KAUST Research Workshop on Optimization and Big Data
Marco Canini is an assistant professor in Computer Science at KAUST. Marco obtained his Ph.D. in computer science and engineering from the University of Genoa in 2009 after spending the last year as a visiting student at the University of Cambridge, Computer Laboratory. He was a postdoctoral researcher at EPFL from 2009 to 2012 and after that a senior research scientist for one year at Deutsche Telekom Innovation Labs & TU Berlin. Before joining KAUST, he was an assistant professor at the Université catholiqué de Louvain. He also held positions at Intel Research and Google.
Programmable networking hardware creates new opportunities for infusing intelligence into the network.

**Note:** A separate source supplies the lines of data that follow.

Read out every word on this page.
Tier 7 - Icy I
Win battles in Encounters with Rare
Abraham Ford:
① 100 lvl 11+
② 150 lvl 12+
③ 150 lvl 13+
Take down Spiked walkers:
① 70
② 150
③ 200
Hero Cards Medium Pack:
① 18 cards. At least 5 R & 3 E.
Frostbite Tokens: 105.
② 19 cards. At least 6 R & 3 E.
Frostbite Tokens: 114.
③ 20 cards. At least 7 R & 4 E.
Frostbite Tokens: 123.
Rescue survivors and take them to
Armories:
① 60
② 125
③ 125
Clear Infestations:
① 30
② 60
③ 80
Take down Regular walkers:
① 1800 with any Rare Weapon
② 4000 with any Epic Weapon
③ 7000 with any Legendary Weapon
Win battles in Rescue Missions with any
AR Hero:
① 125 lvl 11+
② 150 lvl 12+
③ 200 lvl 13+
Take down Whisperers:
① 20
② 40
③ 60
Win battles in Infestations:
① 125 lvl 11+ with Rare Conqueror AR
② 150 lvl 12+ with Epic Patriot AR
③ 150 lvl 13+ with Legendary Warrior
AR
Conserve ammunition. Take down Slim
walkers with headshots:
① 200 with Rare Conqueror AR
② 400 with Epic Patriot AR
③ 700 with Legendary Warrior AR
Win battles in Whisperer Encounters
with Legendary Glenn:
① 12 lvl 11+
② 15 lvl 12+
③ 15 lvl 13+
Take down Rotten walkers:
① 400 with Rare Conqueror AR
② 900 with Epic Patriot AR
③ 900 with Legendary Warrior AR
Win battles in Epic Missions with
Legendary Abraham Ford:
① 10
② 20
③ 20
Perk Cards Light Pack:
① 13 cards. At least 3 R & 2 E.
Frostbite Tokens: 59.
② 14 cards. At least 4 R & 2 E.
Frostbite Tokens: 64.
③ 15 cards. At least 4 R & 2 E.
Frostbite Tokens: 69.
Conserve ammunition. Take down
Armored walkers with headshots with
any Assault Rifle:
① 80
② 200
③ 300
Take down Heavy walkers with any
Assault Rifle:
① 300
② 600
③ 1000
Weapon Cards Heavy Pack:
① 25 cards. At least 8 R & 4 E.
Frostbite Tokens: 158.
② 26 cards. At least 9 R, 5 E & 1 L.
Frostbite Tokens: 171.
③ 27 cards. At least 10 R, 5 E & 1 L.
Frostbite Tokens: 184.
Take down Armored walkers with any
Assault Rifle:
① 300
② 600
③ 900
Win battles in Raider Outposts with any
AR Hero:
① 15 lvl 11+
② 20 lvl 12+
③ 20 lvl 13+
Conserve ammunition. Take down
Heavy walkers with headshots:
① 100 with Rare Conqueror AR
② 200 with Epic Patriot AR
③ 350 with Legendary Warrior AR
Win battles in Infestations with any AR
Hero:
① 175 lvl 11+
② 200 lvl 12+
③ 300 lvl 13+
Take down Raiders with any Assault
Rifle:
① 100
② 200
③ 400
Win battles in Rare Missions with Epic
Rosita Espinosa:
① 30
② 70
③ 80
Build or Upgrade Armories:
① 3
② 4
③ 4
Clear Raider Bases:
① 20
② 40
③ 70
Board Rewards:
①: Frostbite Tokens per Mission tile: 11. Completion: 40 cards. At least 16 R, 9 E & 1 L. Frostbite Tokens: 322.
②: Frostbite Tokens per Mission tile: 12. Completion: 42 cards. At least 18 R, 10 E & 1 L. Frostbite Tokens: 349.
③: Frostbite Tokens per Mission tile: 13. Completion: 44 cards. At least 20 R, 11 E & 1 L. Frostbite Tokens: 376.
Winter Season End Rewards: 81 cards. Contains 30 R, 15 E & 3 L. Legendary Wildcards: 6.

This raises a fundamental question: what kinds of computation should be delegated to the network?To answer, we turn our attention to modern machine learning workloads. Efficiently training complex machine learning models at scale requires high performance at the infrastructure level. With large models, communication among multiple workers becomes a scalability concern due to limited bandwidth.
We propose to address this problem by redesigning communication in distributed machine learning to take advantage of programmable network data planes. Our key insight is to reduce the volume of exchanged data by performing in-network computation to aggregate the model’s parameter updates as they are being transferred. However, in-network computation tasks must be judiciously crafted to match the limitations of the network machine architecture of programmable devices. With the help of our experiments on machine learning workloads, we identify that aggregation functions raise opportunities to exploit the limited computation power of networking hardware to lessen network congestion and improve the overall application performance. Moreover, as a proof-of-concept, we propose DAIET, a system that performs in-network data aggregation. Experimental results with an initial prototype show a large data reduction ratio (86.9%-89.3%) and a similar decrease in the workers' computation time.